51. [Sanskrit available]
The consciousness of the infinite intellect, is of course as infinite as infinity itself; but being confined in corporeal bodies, it is fused as a fluid to diffuse over a small space. So the sunshine that lightens the universe, appears to flush over a wall or any circumscribed place. (Such as human consciousness, which is but a flush of the Divine omniscience).

52. [Sanskrit available]
In some bodies it is altogether lost, as in mineral substances which are unconscious of their own existence; and in others it is fully developed, as in the Gods and human species; while in some it is imperfectly developed, as in the vegetable creation, and in others it appears in its perverted form, as in the inferior animals. So everything is found to have its consciousness in some form or other.

53. [Sanskrit available]
Hear me moreover to explain you, the manner in which consciousness (or other), appears in its various forms and degrees, in the different bodies of animated beings.

54. [Sanskrit available]
As all cavities and empty spaces are comprised under the term air, so are all intelligent as well as unintelligent beings comprehended under the general category of the one ever existent intellect, which pervades all things in the manner of vacuum. (Here is another proof of the vacuistic theory of the theosophy of Vasishtha).

55. [Sanskrit available]
The same undecaying and unchanging entity of the intellect, is situated some where in the manner of pure consciousness, and elsewhere in the form of the subtile form of the quintuple elements. (i.e. As the simple soul and the gross body or the mundane soul. So says Pope:Whose body nature is, and God the soul).

56. [Sanskrit available]
This quintuple element of consciousness is reduplicate into many other quintuples, as a great many lamps are lighted from one lamp; these are the five vital airs, the mind and its five fold faculties of the understanding; the five internal and the five external senses and their five fold organs, together with the five elementary bodies; and all having the principles of their growth, rise and decay, as also their states of waking, dreaming and sleeping ingrained in them.

57. [Sanskrit available]
All these quintuples abide in the different bodies of the Gods and mortals, according to their respective natures and inclinations (which are the causes of their past and present and future lives in different forms).

58. [Sanskrit available]
Some taking the forms of places, and others of the things situated in them; while some take the forms of minerals, and others of the animals dwelling on earth.

59. [Sanskrit available]
Thus is this world the production of the action of the said quintuples, having the principle of intellectual consciousness, presiding over the whole and every part of it.

60. [Sanskrit available]
It is the union of these quintuples in gross bodies, that gives them their intelligence; hence we see the mobility of some dull material bodies, as also the immobility of others (as of mineral and vegetable creations).

61. [Sanskrit available]
As the wave of the sea is seen to roll in one place, and to be dull and at a lull in another; so is this intellectual power in full force in some bodies, and quite quiescent in others.

62. [Sanskrit available]
As the sea is calm and still in one place, and quite boisterous in another; so is the quintuple body either in motion or at rest in different places. (Hence rest and motion are properties of gross bodies and not of the intellectual soul, which is ever quiescent).

63. [Sanskrit available]
The quintuple body is mobile by means of the vital airs, and the vital life (jiva) is intelligent by cause of its intelligence; the rocks are devoid of both, but the trees have their sensibility by reason of their being moved by the breath of winds; and such is the nature of the triple creation of animals, minerals and vegetables.

64. [Sanskrit available]
Different words are used to denote the different natures of things (or else the same word is used for things of the same kind);thus fire is the general name for heat, and frost is that of coldness in general.

65. [Sanskrit available]
(Or if it is not the difference in the disposition of the quintuple elements in bodies, that causes the difference in their natures and names).
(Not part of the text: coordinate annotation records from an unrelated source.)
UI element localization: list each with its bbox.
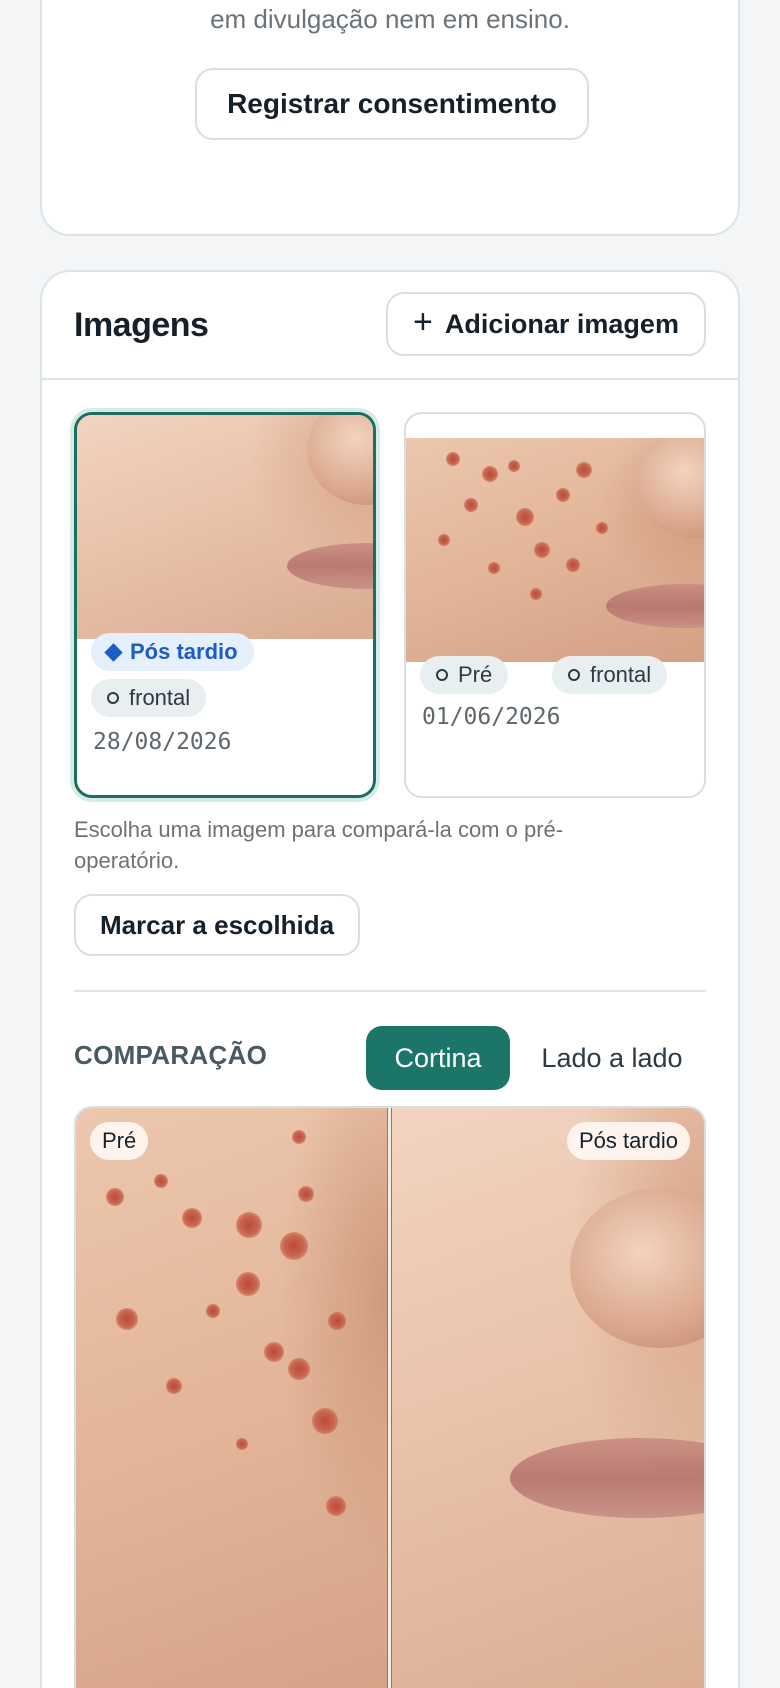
consent-text: em divulgação nem em ensino. [210,4,570,34]
comparison-viewer[interactable]: Pré Pós tardio [74,1106,706,1688]
images-card: Imagens + Adicionar imagem Pós tardio fr… [40,270,740,1688]
image-date: 01/06/2026 [422,704,561,730]
view-label: frontal [590,662,652,687]
phase-chip: Pré [420,656,509,694]
circle-icon [436,669,448,681]
tab-side-by-side[interactable]: Lado a lado [522,1026,702,1090]
pre-label-tag: Pré [90,1122,149,1160]
images-header: Imagens + Adicionar imagem [42,272,738,380]
circle-icon [107,692,119,704]
circle-icon [568,669,580,681]
register-consent-button[interactable]: Registrar consentimento [195,68,589,140]
image-date: 28/08/2026 [93,729,232,755]
view-chip: frontal [91,679,207,717]
consent-card: em divulgação nem em ensino. Registrar c… [40,0,740,236]
comparison-title: COMPARAÇÃO [74,1040,268,1070]
comparison-pre-half [76,1108,390,1688]
tab-curtain[interactable]: Cortina [366,1026,510,1090]
image-card-post-late[interactable]: Pós tardio frontal 28/08/2026 [74,412,376,798]
divider [74,990,706,992]
view-chip: frontal [552,656,668,694]
phase-label: Pré [458,662,493,687]
curtain-handle[interactable] [387,1108,392,1688]
view-label: frontal [129,685,191,710]
add-image-label: Adicionar imagem [444,308,679,339]
images-title: Imagens [74,306,209,344]
face-photo-post [77,415,373,639]
image-card-pre[interactable]: Pré frontal 01/06/2026 [404,412,706,798]
face-photo-pre [406,438,704,662]
comparison-post-half [390,1108,704,1688]
diamond-icon [104,642,123,662]
phase-chip: Pós tardio [91,633,254,671]
phase-label: Pós tardio [130,639,238,664]
selection-hint: Escolha uma imagem para compará-la com o… [74,817,564,873]
plus-icon: + [413,303,433,341]
mark-chosen-button[interactable]: Marcar a escolhida [74,894,360,956]
add-image-button[interactable]: + Adicionar imagem [386,292,706,356]
post-label-tag: Pós tardio [566,1122,690,1160]
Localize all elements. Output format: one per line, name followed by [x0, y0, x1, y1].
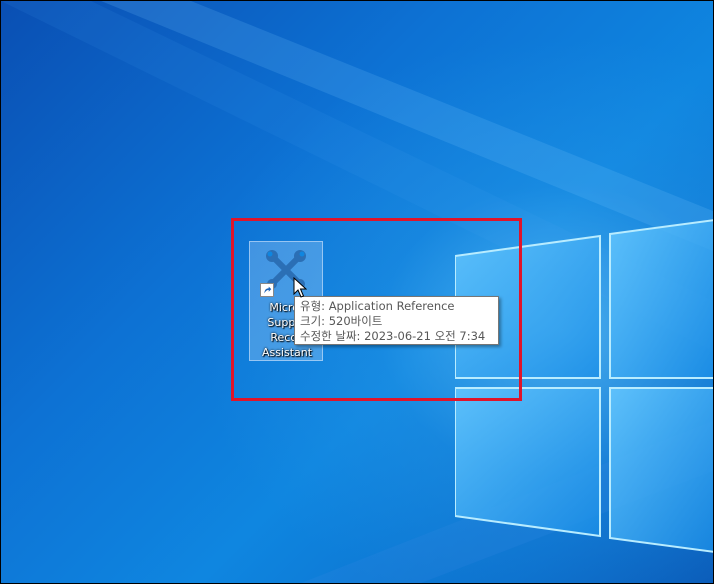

It is the difference in the desires of the mind, which by being matured in time, dispose the quintuple elements in the forms of their liking.

66. [Sanskrit available]
The various desires of the mind, that run in their divers directions, are capable of being collected together by the sapient, and employed in the way of their best advantage and well being.

67. [Sanskrit available]
The desires of men tending either to their good or evil, are capable of being roused or suppressed, and employed to their purposes by turns. (The changeful desires always run in their several courses).

68. [Sanskrit available]
Man must direct his desires to that way, which promises him the objects of his desires; or else it will be as fruitless, as his throwing the dust at the face of the sky.

69. [Sanskrit available]
The great mountains are but heaps of the pentuples, hanging on the tender and slender blade of consciousness, and these moving and unmoving bodies, appear as worms on the tree of knowledge (i.e. before the intelligent mind).

70. [Sanskrit available]
There are some beings with their desires lying dormant in them, as the unmoving vegetable and mineral productions of the earth; while there are others with their ever wakeful desires, as the deities, daityas and men.

71. [Sanskrit available]
Some are cloyed with their desires, as the worms and insects in the dirt; and others are devoid of their desires as the emancipate yogis, and the heirs of salvation.

72. [Sanskrit available]
Now every man is conscious in himself of his having the mind and understanding, and being joined with his hands, feet and other members of his body, formed by the assemblage of the quintuple materials.

73. [Sanskrit available]
The inferior animals have other senses, with other members of their bodies; and so the immoveables also have some kind of sensibility, with other sorts of their organs. (The members of brute bodies are, the four feet, horns and tails of quadrupeds; the birds are biped and have their feathers, bills and their tails also; the snakes have their hoods and tails;the worms have their teeth, and the insects their stings &c. And all these they have agreeably to the peculiar desire of their particular natures. Gloss).

74. [Sanskrit available]
Thus my good Rama! do these quintuple elements, display themselves in these different forms in the beginning, middle and end of all sensible and insensible and moving and unmoving beings.

75. [Sanskrit available]
The slightest desire of any of these, be it as minute as an atom, becomes the seed of aerial trees producing the fruits of future births in the forms of the desired objects. (Every one's desire is the root of his future fate).

76. [Sanskrit available]
The organs of sense are the flowers of this tree (of the body), and the sensations of their objects are as the fragrance of those flowers, our wishes are as the bees fluttering about the pistils and filaments of our fickle efforts and exertions.

77. [Sanskrit available]
The clear heavens are the hairy tufts, resting on the stalks of the lofty mountains; its leaves are the cerulean clouds of the sky, and the ten sides of the firmament, are as the straggling creepers stretching all about it.

78. [Sanskrit available]
All beings now in being, and those coming into existence in future, are innumerable in their number, and are as the fruits of this tree, growing and blooming and falling off by turns.

79. [Sanskrit available]
The five seeds of these trees, grow and perish of their own nature and spontaneity, also perish of themselves in their proper time.

80. [Sanskrit available]
They become many from their sameness, and come to exhaust their powers after long inertness; and then subside to rest of their own accord like the heaving waves of the ocean.

81. [Sanskrit available]
On one side, there swelling as huge surges, and on the other sinking low below the deep, excited by the heat of the dullness on the one hand, and hushed by the coolness of reason on the other (like the puffing and bursting of the waves in the sea).

82. [Sanskrit available]
These multitudes of bodies, that are the toys or play things of the quintuple essences, are destined to remain and rove for ever in this world, unless they come under the dominion of reason, and are freed from further transmigration.